Defy Me (Shatter Me #5)(40)



It takes everything I’ve got to bite back my anger. To sit here, calmly, and say nothing. Somehow, my silence makes things worse.

“Dammit, Aaron,” he says, getting to his feet. “I keep waiting for you to move on. To get over her. To evolve,” he says, practically shouting at me now. “It’s been over a decade of the same bullshit.”

Over a decade.

A slip.

“What do you mean,” I say, studying him carefully. “‘Over a decade’?”

“I’m exaggerating,” he says, biting off the words. “Exaggerating to make a point.”

“Liar.”

For the first time, something uncertain flashes through my father’s eyes.

“Will you admit it?” I say quietly. “Will you admit to me what I already know?”

He sets his jaw. Says nothing.

“Admit it,” I say. “Juliette was an alias. Juliette Ferrars is actually Ella Sommers, the daughter of Evie and Maximillian Som—”

“How—” My father catches himself. He looks away and then, too soon, he looks back. He seems to be deciding something.

Finally, slowly, he nods.

“You know what? It’s better this way. Better for you to know,” he says quietly. “Better for you to understand exactly why you’re never going to see her again.”

“That’s not up to you.”

“Not up to me?” Rage flashes in and out of his eyes, his cool mask quickly crumbling. “That girl has been the bane of my existence for twelve years,” he says. “She’s caused me more problems than you can even begin to understand, not the least of which has been to distract my idiot son for the better part of the last decade. Despite my every effort to break you apart—to remove this cancer from our lives—you’ve insisted, over and over again, on falling in love with her.” He looks me in the eye, his own eyes wild with fury. “She was never meant for you. She was never meant for any of this. That girl was sentenced to death,” he says viciously, “the moment I named her Juliette.”
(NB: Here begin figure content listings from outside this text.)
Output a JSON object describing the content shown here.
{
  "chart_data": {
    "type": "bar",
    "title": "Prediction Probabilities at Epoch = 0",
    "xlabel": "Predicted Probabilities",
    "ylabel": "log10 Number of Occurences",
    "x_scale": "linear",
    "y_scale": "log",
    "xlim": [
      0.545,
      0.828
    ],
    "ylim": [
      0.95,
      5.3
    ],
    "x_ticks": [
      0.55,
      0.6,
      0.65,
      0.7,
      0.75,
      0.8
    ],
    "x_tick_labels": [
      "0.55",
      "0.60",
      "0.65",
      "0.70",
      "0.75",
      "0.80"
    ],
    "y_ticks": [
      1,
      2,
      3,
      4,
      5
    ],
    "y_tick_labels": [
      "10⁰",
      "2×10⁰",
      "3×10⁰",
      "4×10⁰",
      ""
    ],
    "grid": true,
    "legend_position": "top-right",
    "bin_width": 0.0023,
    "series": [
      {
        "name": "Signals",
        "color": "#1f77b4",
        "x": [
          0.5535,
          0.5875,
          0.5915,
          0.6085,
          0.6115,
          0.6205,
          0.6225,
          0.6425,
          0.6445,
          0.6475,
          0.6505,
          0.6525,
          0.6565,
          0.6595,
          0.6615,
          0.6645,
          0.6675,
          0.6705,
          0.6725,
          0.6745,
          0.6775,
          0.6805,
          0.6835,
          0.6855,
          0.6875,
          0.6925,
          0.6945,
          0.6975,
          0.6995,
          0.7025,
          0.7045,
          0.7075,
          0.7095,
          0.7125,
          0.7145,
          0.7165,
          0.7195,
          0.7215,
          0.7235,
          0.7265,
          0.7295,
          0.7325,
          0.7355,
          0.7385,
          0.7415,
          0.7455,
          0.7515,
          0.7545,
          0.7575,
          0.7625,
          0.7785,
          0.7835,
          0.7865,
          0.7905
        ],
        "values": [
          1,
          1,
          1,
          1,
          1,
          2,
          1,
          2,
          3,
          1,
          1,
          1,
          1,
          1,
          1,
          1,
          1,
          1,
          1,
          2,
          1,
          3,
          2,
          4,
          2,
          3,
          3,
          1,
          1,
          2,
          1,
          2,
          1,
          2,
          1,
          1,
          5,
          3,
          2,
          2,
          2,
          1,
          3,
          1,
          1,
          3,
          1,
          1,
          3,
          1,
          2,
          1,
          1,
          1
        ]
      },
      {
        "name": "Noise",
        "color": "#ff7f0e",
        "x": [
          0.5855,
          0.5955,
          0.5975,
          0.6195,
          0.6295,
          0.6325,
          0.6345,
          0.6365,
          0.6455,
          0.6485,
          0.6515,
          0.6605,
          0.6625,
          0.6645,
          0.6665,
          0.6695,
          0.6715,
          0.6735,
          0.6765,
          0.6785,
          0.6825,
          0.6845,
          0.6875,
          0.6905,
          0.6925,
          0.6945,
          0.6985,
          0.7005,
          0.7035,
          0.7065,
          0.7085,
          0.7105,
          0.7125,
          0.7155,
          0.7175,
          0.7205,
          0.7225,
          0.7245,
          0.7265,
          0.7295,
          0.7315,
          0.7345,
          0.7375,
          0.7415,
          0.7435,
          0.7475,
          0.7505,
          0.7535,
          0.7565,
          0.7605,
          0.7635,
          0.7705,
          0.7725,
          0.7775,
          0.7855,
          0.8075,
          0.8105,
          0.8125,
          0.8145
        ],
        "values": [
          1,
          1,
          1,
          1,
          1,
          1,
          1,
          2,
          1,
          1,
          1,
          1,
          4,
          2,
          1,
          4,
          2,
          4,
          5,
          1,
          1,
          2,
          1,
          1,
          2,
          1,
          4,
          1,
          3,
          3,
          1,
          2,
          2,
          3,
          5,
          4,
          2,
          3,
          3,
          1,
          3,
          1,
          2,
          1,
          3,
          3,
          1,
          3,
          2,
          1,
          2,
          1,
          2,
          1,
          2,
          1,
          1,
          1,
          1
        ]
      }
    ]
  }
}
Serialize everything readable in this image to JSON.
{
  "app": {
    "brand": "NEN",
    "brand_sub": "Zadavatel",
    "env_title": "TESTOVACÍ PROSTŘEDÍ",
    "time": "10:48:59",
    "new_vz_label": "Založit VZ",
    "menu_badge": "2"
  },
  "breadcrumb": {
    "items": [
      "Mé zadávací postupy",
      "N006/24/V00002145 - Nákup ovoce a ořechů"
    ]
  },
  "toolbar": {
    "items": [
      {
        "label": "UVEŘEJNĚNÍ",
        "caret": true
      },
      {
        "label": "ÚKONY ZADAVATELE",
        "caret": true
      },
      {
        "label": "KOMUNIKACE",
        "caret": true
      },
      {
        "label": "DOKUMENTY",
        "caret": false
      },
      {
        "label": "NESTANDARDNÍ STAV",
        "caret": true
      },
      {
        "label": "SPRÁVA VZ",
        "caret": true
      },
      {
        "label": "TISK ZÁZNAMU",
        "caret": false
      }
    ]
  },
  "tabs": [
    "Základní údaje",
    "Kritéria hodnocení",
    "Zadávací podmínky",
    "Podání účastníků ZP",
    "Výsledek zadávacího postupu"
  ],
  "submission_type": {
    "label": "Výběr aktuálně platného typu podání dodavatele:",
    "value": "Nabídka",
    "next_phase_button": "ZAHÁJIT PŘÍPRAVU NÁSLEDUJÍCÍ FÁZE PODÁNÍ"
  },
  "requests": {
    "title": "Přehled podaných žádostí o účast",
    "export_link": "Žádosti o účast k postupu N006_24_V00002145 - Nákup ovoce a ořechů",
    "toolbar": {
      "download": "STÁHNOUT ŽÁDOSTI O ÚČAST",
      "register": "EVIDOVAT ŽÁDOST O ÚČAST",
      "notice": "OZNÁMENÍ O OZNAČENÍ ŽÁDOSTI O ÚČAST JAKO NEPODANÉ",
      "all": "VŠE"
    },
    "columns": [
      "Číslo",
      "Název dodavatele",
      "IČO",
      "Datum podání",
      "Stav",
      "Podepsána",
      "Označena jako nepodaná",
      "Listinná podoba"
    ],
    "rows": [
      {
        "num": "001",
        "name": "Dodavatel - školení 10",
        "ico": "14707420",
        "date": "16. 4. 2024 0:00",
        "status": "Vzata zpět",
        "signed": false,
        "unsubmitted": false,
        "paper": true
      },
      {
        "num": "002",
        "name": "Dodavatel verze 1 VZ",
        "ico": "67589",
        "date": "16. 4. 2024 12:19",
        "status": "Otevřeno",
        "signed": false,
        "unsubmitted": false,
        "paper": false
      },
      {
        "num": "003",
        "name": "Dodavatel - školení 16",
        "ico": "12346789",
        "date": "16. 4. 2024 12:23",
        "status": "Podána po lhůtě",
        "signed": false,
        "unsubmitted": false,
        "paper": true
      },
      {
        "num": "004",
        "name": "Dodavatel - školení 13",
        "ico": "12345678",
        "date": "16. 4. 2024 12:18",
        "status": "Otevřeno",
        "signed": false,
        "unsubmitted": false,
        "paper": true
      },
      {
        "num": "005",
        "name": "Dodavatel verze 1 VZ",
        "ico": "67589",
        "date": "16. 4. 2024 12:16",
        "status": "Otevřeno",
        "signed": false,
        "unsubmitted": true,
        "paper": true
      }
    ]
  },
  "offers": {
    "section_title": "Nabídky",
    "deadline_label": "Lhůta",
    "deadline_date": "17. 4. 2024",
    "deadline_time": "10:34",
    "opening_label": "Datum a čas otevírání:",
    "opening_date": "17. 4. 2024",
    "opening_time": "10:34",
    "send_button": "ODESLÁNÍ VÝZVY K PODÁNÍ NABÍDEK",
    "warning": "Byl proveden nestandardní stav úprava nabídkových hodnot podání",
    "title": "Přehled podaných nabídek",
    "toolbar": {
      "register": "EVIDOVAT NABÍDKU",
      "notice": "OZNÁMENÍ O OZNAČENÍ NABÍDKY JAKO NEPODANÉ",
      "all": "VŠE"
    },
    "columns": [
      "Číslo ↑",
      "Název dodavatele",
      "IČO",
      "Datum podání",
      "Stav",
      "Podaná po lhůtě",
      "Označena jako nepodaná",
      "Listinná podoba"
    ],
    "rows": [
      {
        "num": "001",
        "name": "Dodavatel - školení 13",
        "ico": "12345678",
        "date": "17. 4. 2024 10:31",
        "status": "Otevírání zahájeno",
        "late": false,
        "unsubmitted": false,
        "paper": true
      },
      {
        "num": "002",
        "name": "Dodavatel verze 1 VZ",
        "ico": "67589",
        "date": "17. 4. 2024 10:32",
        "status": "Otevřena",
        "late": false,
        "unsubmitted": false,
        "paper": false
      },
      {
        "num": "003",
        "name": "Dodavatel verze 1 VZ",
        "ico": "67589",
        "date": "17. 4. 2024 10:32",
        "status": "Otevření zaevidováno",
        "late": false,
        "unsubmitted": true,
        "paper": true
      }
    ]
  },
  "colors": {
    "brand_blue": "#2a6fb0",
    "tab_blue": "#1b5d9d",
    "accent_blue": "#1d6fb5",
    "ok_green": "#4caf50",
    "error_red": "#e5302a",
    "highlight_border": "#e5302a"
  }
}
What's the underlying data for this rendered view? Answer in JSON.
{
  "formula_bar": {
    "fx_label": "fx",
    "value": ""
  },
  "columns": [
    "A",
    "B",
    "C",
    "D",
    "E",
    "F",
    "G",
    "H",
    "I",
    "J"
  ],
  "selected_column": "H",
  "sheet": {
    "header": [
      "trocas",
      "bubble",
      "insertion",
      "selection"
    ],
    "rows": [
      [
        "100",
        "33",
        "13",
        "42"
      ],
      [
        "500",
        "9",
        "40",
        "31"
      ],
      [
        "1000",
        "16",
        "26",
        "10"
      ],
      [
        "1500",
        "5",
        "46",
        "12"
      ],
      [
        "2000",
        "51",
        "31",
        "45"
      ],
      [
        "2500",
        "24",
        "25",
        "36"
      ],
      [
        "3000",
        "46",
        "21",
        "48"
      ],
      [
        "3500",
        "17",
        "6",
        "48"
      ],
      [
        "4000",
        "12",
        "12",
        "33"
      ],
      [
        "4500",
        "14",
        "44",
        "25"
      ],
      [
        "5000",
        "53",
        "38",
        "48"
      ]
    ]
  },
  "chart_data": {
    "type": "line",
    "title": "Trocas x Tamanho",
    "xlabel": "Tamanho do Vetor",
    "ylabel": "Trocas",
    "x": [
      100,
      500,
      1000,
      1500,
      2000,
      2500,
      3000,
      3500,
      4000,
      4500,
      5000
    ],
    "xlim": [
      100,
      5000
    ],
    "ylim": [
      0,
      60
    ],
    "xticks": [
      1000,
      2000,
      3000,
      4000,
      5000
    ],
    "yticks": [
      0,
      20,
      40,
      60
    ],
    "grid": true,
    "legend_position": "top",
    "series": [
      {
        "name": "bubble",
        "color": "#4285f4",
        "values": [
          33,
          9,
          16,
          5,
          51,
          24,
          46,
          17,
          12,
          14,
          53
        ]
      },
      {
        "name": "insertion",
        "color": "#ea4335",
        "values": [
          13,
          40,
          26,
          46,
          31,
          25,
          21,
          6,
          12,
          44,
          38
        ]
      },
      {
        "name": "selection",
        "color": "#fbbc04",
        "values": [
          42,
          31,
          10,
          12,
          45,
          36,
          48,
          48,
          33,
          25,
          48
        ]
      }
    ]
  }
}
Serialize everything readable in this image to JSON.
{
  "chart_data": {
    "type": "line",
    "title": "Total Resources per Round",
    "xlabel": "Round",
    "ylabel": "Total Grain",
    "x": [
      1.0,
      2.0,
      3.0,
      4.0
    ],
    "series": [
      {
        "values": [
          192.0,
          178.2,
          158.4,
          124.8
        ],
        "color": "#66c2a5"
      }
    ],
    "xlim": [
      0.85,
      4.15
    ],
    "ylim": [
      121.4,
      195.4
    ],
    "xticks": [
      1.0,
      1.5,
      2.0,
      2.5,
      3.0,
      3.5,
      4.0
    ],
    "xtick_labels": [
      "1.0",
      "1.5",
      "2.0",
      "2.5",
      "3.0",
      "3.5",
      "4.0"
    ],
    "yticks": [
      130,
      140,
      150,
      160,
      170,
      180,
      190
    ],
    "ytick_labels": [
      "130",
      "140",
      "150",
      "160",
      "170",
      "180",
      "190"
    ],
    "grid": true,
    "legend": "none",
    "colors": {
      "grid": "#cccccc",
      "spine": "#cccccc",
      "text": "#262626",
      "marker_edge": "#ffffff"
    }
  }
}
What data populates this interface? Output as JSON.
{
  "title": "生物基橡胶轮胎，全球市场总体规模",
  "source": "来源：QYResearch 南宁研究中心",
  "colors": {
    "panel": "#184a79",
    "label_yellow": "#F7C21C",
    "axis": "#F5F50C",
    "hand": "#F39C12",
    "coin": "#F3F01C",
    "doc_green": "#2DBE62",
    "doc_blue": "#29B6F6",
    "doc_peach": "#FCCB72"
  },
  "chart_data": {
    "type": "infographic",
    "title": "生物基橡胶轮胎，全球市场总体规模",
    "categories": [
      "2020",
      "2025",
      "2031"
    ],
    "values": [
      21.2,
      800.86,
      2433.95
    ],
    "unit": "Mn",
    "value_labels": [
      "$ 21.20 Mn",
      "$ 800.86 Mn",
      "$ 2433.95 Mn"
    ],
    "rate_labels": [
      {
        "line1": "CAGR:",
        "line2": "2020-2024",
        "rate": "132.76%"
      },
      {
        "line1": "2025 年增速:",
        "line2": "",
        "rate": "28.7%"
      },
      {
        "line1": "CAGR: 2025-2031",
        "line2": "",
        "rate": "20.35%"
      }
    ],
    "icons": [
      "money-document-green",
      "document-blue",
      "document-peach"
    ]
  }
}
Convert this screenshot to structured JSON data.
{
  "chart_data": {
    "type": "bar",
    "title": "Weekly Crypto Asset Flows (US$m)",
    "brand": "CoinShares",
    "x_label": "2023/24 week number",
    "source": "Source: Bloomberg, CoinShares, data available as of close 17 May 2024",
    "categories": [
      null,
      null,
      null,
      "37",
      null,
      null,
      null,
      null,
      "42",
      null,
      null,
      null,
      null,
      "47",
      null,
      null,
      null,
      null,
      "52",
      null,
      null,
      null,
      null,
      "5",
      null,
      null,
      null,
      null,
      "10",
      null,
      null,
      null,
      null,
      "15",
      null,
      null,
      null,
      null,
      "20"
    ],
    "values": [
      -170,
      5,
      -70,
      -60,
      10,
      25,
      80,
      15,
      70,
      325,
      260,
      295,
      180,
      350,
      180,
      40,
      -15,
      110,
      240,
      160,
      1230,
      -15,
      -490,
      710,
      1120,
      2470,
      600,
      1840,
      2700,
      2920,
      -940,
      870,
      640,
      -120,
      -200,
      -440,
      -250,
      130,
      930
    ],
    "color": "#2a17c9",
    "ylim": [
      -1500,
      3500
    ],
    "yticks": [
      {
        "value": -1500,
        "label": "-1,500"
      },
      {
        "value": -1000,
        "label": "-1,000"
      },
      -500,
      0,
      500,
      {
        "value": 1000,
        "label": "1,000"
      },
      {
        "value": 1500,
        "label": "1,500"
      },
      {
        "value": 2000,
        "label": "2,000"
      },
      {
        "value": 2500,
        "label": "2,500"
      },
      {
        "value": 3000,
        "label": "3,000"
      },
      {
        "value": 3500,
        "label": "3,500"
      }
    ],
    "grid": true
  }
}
My heart is beating so hard it feels as though I’m dreaming. This must be a nightmare. I have to force myself to speak. To say:

“What are you talking about?”

My father’s mouth twists into an imitation of a smile.

“Ella,” he says, “was designed to become a tool for war. She and her sister both, right from the beginning. Decades before we took over, sicknesses were beginning to ravage the population. The government was trying to bury the information, but we knew. I saw the classified files. I tracked down one of the secret bunkers. People were malfunctioning, metamorphosing—so much so that it felt almost like the next phase of evolution. Only Evie had the presence of mind to see the sickness as a tool. She was the one who first began studying the Unnaturals. She was the reason we created the asylums—she wanted access to more varieties of the illness—and she was the one who learned how to isolate and reproduce the alien DNA. It was her idea to use the findings to help our cause. Ella and Emmaline,” he says angrily, “were only ever meant to be Evie’s science experiments. Ella was never meant for you. Never meant for anyone,” he shouts. “Get her out of your head.”

I feel frozen as the words settle around me. Within me. The revelation isn’t entirely new and yet—the pain is fresh. Time seems to slow down, speed up, spin backward. My eyes fall closed. My memories collect and expand, exploding with renewed meaning as they assault me, all at once—

Ella through the ages.

My childhood friend.

Ella, ripped away from me when I was seven years old. Ella and Emmaline, who they’d said had drowned in the lake. They told me to forget, to forget the girls ever existed and, finally, tired of answering my questions, they told me they’d make things easier for me. I followed my father into a room where he promised he’d explain everything.

And then—

I’m strapped to a chair, my head held in place with heavy metal clamps. Bright lights flash and buzz above me.

I hear the monitors chirping, the muffled sounds of voices around me. The room feels large and cavernous, gleaming. I hear the loud, disconcerting sounds of my own breathing and the hard, heavy beats of my heart. I jump, a little, at the unwelcome feel of my father’s hand on my arm, telling me I’ll feel better soon.

I look up at him as if emerging from a dream.

“What is it?” he says. “What just happened?”

I part my lips to speak, wonder if it’s safe to tell him the truth.

I decide I’m tired of the lies.

“I’ve been remembering her,” I say.

My father’s face goes unexpectedly blank, and it’s the only reaction I need to understand the final, missing piece.

“You’ve been stealing my memories,” I say to him, my voice unnaturally calm. “All these years. You’ve been tampering with my mind. It was you.”

He says nothing, but I see the tension in his jaw, the sudden jump of a vein under skin. “What are you remembering?”

I shake my head, stunned as I stare at him. “I should’ve known. After everything you’ve done to me—” I stop, my vision shifts, unfocused for a moment. “Of course you wouldn’t let me be master of my own mind.”